Bianca Cordeau est prête à prendre la route cet été avec son unité mobile de distribution d’eau potable.
Bianca Cordeau est prête à prendre la route cet été avec son unité mobile de distribution d’eau potable.

Station Boire: un bar à eau prêt à prendre la route

Une nouvelle PME de Granby veut rendre l’eau potable accessible à tous lors des festivals, concerts et rassemblements sportifs. Sa solution : un bar à eau mobile, réfrigéré, polyvalent, qui permet de désaltérer jusqu’à 1800 personnes à l’heure. Une façon écologique de réduire la vente de petites bouteilles d’eau de source en plastique à usage unique.

En développement depuis l’an dernier, le bar à eau de la Station Boire sera prêt à prendre la route cet été, a affirmé lundi l’entrepreneure à l’origine du projet, Bianca Cordeau.

« C’est accessible autant pour les événements qui ont accès à l’eau potable — une source d’aqueduc—, qu’à ceux organisés, par exemple, dans un parc où il n’y a pas d’accès à l’eau », relève Mme Cordeau.

L’unité mobile s’adapte aux circonstances. Sa réserve d’eau potable interne est de 1000 litres.

« Souvent, il y a de l’eau sur les sites, mais il n’y a pas de façon de la distribuer. Des bouteilles d’eau sont vendues parce que même s’il y a un ou deux abreuvoirs dans un parc, comme le parc Daniel-Johnson à la Saint-Jean-Baptiste, ce n’est pas suffisant pour la quantité de gens présents. Le bar à eau est fait pour ça : désaltérer un grand nombre de personnes en très peu de temps », ajoute celle qui est également agente immobilière.

Bianca Cordeau affirme avoir eu l’idée de développer Station Boire après avoir observé l’existence de concepts similaires lors d’événements. Mais il y avait toujours une file d’attente devant les unités de distribution d’eau potable, raconte-t-elle.

D’où son désir de trouver une façon de faciliter l’opération. Selon la Granbyenne, son bar à eau, avec ses huit robinets latéraux, permet de servir huit personnes à la fois. Remplir une bouteille de 500 ml prend moins de quatre secondes.

RECHERCHE ET DÉVELOPPEMENT

Bianca Cordeau a ainsi passé les derniers mois à développer, améliorer et peaufiner son concept d’unité mobile de distribution d’eau potable.

« Un des volets qui a représenté un défi, c’est l’électricité. Souvent, les autres équipements qu’on a vus sur le marché demandaient un branchement à l’électricité. Notre bar à eau fonctionne avec des panneaux solaires. Il peut être autonome durant quatre jours, sans branchement à l’électricité. Et l’eau reste fraîche », souligne la propriétaire de l’entreprise.

L’investissement est qualifié « d’important », mais la jeune femme d’affaires préfère taire le montant.

Bianca Cordeau affirme être actuellement en discussion avec les organisateurs d’événements de toutes sortes, prévus autant dans la région qu’ailleurs dans la province.

« Les organisateurs essaient de voir comment ils peuvent intégrer ça. Souvent, les gros événements ont déjà des contrats avec les distributeurs de bouteilles d’eau. Plusieurs veulent faire la transition, mais ils doivent respecter les contrats déjà conclus et attendre qu’ils se terminent. Les autres feront le virage tranquillement », fait-elle valoir.

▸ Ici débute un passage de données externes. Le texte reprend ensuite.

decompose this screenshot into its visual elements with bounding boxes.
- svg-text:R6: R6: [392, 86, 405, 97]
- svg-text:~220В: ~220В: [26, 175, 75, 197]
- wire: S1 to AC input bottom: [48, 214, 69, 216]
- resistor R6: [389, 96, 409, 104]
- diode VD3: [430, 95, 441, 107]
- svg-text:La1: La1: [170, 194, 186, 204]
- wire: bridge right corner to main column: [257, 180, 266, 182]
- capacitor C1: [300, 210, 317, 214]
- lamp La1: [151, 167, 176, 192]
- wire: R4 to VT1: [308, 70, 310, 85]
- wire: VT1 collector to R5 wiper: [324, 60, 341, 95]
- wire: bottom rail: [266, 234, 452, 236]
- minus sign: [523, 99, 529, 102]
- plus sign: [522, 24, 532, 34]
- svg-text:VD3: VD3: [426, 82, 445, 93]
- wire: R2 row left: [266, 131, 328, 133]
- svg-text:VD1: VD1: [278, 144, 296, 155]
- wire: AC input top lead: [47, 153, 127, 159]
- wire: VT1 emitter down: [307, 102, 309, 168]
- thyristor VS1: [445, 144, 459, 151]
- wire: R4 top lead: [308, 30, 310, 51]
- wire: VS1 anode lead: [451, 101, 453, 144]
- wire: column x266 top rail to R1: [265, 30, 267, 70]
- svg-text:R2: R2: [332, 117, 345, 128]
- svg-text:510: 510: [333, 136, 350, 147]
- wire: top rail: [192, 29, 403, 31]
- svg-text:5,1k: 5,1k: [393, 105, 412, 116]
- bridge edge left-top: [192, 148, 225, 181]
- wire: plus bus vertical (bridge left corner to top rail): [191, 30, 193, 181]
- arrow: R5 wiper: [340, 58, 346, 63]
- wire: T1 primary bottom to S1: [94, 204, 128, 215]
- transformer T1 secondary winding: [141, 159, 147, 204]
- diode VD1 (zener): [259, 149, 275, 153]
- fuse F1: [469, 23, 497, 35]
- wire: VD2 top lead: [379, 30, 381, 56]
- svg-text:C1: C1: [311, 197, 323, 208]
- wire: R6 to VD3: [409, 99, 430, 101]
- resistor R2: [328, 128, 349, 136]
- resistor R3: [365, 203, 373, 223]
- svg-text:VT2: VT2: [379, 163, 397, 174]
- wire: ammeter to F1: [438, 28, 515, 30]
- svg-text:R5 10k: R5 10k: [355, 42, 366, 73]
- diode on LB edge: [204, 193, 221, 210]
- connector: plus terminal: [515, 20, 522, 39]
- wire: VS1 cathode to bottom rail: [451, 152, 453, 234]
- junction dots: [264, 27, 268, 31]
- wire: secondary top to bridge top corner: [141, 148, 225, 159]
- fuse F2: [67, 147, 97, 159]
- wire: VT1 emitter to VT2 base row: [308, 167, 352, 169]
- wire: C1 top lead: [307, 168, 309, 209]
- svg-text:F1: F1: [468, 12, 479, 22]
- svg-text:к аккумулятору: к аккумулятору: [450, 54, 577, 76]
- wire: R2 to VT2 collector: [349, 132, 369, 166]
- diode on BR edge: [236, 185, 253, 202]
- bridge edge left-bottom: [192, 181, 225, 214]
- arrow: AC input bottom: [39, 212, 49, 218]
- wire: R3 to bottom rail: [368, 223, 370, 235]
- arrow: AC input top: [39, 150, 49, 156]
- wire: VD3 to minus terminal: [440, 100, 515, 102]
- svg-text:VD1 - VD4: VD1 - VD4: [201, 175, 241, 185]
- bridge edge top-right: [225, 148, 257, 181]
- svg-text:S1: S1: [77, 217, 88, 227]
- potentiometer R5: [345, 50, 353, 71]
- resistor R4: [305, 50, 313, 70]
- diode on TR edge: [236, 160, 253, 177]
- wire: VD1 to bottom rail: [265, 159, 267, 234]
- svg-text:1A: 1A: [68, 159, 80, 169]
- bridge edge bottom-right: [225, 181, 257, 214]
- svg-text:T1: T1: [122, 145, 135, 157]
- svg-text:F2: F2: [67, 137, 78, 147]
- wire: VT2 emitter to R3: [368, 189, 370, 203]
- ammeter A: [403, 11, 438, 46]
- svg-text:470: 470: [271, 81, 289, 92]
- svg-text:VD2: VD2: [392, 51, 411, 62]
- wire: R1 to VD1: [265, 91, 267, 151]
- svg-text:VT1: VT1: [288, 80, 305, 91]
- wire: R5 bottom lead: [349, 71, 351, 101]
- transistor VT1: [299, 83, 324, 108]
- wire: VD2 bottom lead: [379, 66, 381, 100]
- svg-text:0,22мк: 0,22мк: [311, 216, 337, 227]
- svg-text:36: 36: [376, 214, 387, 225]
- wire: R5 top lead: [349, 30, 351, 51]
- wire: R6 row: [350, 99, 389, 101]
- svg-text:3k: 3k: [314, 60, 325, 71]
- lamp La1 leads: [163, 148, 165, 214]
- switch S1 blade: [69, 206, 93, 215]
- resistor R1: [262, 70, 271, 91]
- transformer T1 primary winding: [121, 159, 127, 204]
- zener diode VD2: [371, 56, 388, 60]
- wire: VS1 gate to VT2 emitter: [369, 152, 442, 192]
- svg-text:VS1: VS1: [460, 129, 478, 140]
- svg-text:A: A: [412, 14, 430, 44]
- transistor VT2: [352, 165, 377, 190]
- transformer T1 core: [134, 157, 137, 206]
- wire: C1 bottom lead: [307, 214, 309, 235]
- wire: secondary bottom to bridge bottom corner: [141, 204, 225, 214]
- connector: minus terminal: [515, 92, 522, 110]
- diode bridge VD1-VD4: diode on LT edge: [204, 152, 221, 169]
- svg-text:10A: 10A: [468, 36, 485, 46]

Il n’en coûte pas un sou aux festivaliers ou autres participants de divers rassemblements pour remplir leur gourde. Ce sont les organisateurs d’événements qui assument les coûts de location de l’unité mobile. La facture varie selon divers facteurs, dont la durée des festivités, ainsi que la présence ou non d’une source d’eau potable, souligne Bianca Cordeau.

Les organisateurs peuvent en outre utiliser l’unité mobile pour effectuer de l’affichage média, glisse celle dont les bureaux de l’entreprise logent à l’Usine 231, rue Saint-Charles.

VIRAGE

S’il n’en tient qu’à Bianca Cordeau, Station Boire sera sur la route tous les week-ends cet été. « Mon objectif à long terme, ça serait que tous les événements aient un bar à eau et que ça devienne naturel, que les festivaliers le demandent », dit-elle.

Pour l’heure, Station Boire compte un seul bar à eau mobile. Mais ce nombre pourrait être appelé à grimper à court et moyen terme, si la demande est au rendez-vous.

« C’est un projet qui me tentait, qui m’allumait. Il faut prendre le virage. Pourquoi on achète des bouteilles d’eau ? C’est parce qu’on n’a pas l’outil pour rendre l’eau accessible et c’est ce qu’on a voulu faire », conclut Bianca Cordeau.